Everything I told that engineer was true exactly as stated. I knew deep inside that everything the manager who fired me told me was true as well, despite my feeling at the time that I had done nothing wrong. In my first job, I worked on an ASP.NET site when I really wanted to work with open source programming languages and frameworks. In my first job, I was given rigid tasks to complete, and the many things that I came up with on my own rarely made it into production. In my first job, I worked for a game company when at the time I was interested in communication tools. Looking back, the only reason I didn’t leave on my own was that I didn’t have the self-awareness or courage to take my future into my own hands. So my job performance did the speaking for me.

Many software teams are really small, especially at startups. It’s crazy to think that every new employee is going to fit in with a small team when there is nowhere to hide like in a big company. A lack of passion for a company’s mission or product, even at a level that the employee is unable to verbalize or recognize, will show up in all sorts of ways.

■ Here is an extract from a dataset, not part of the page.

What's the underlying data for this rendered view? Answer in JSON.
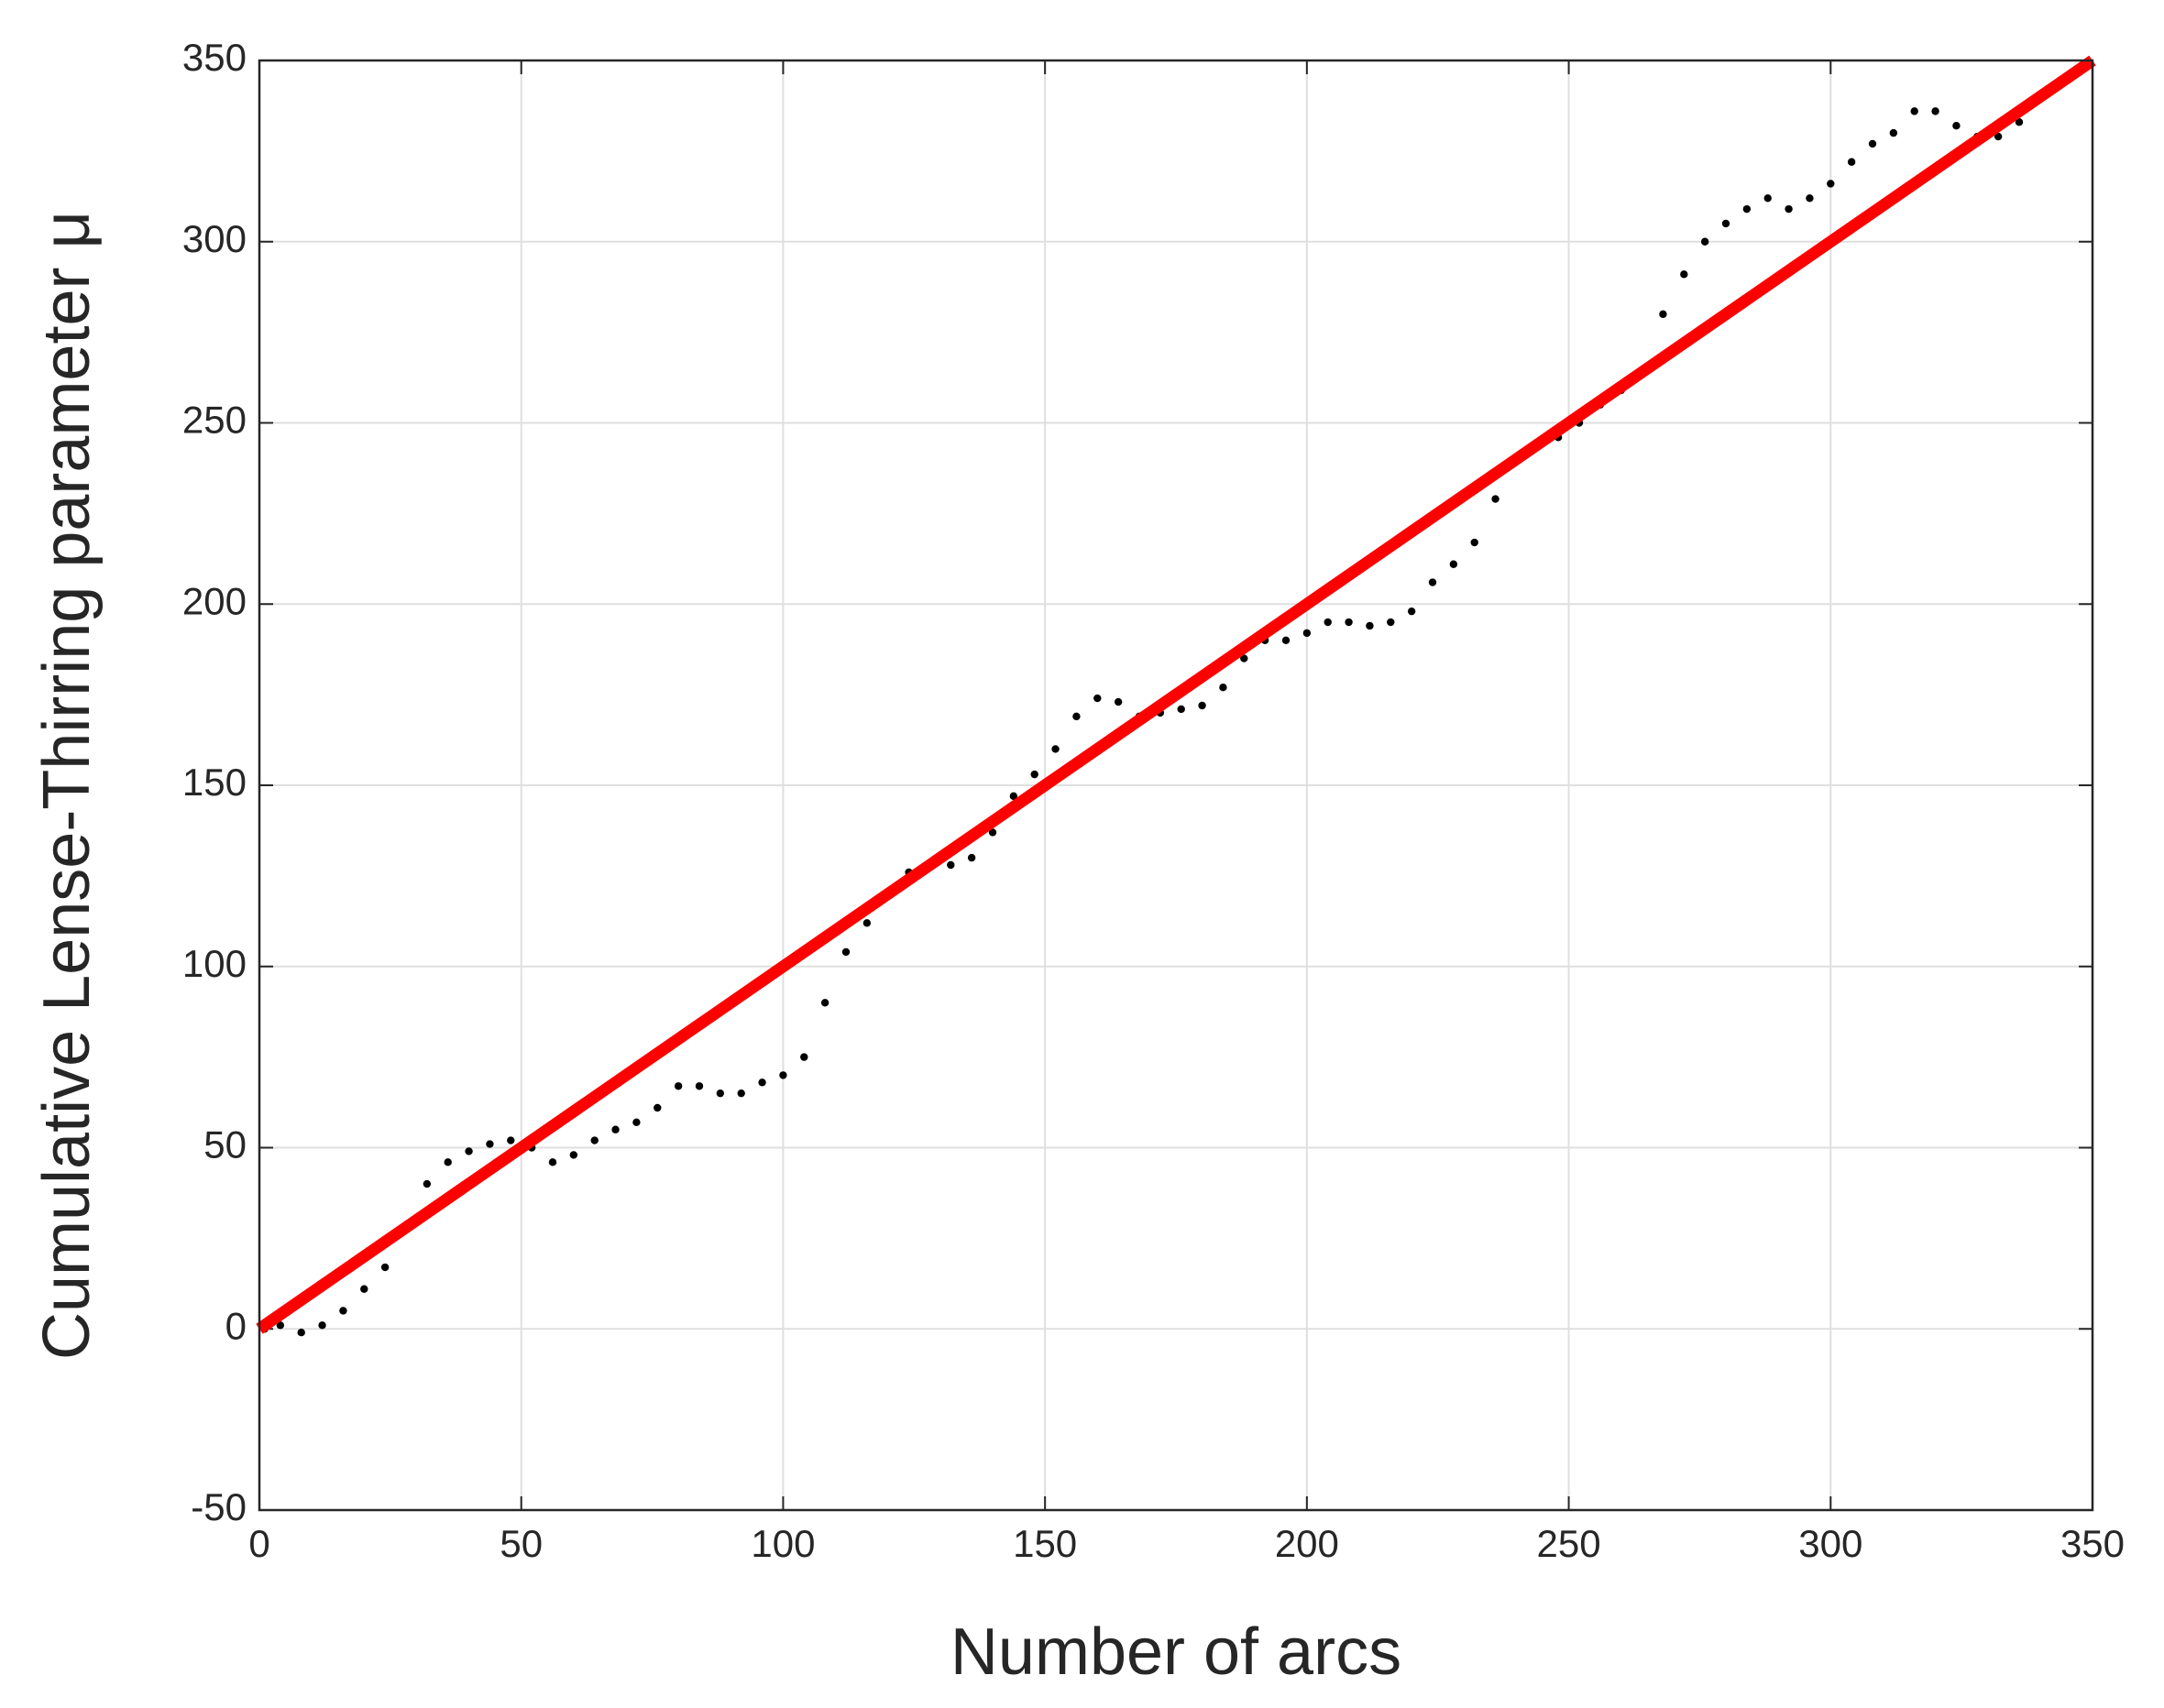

When you’re in a job that you’re not a good fit for, you’ll start feeling things like “nobody listens to me,” or you’ll notice that your manager doesn’t seem to appreciate your work or your work ethic. Sometimes your manager seems to be acting weird around you. Sometimes your manager asks you to change your attitude, and you do change, but it’s like they can’t see it. Those feelings are not necessarily real in the sense that your superiors are intentionally not listening to you or not appreciating your work or being weird. I believe that’s your mind signaling to you and interpreting situations with a lens for your wellbeing, basically telling you that you would be better off somewhere else. And indeed, you will be.

We’ve let go of half a dozen employees and kept only as many, and in every case where we let someone go, that person has gone on to work on things that they are more passionate about and where they have excelled and been happier at. When you let go of someone that’s not fitting in, the remaining team benefits from increased cohesiveness and self-worth. Having been on both sides of the equation now, I really believe that small companies do not fire people enough and that startup employees do not leave often enough. No interviewing process is good enough to completely understand a prospective employee’s deep inner passion for your company’s mission alongside evaluating their actual skills. It’s too easy to fake either one of those.

In hindsight, I wish the first company I worked for had fired me at the first sign of a lack of fit many months before. Sometimes you can detect a cultural mismatch within the first two months, sometimes in the first two weeks, and perhaps even on the first real day of work. It can be so easy to justify keeping the wrong employee on staff that a decision to fire an employee can drag on unresolved for months or years. However, both the employee and the company would almost always be better off if the separation happened immediately.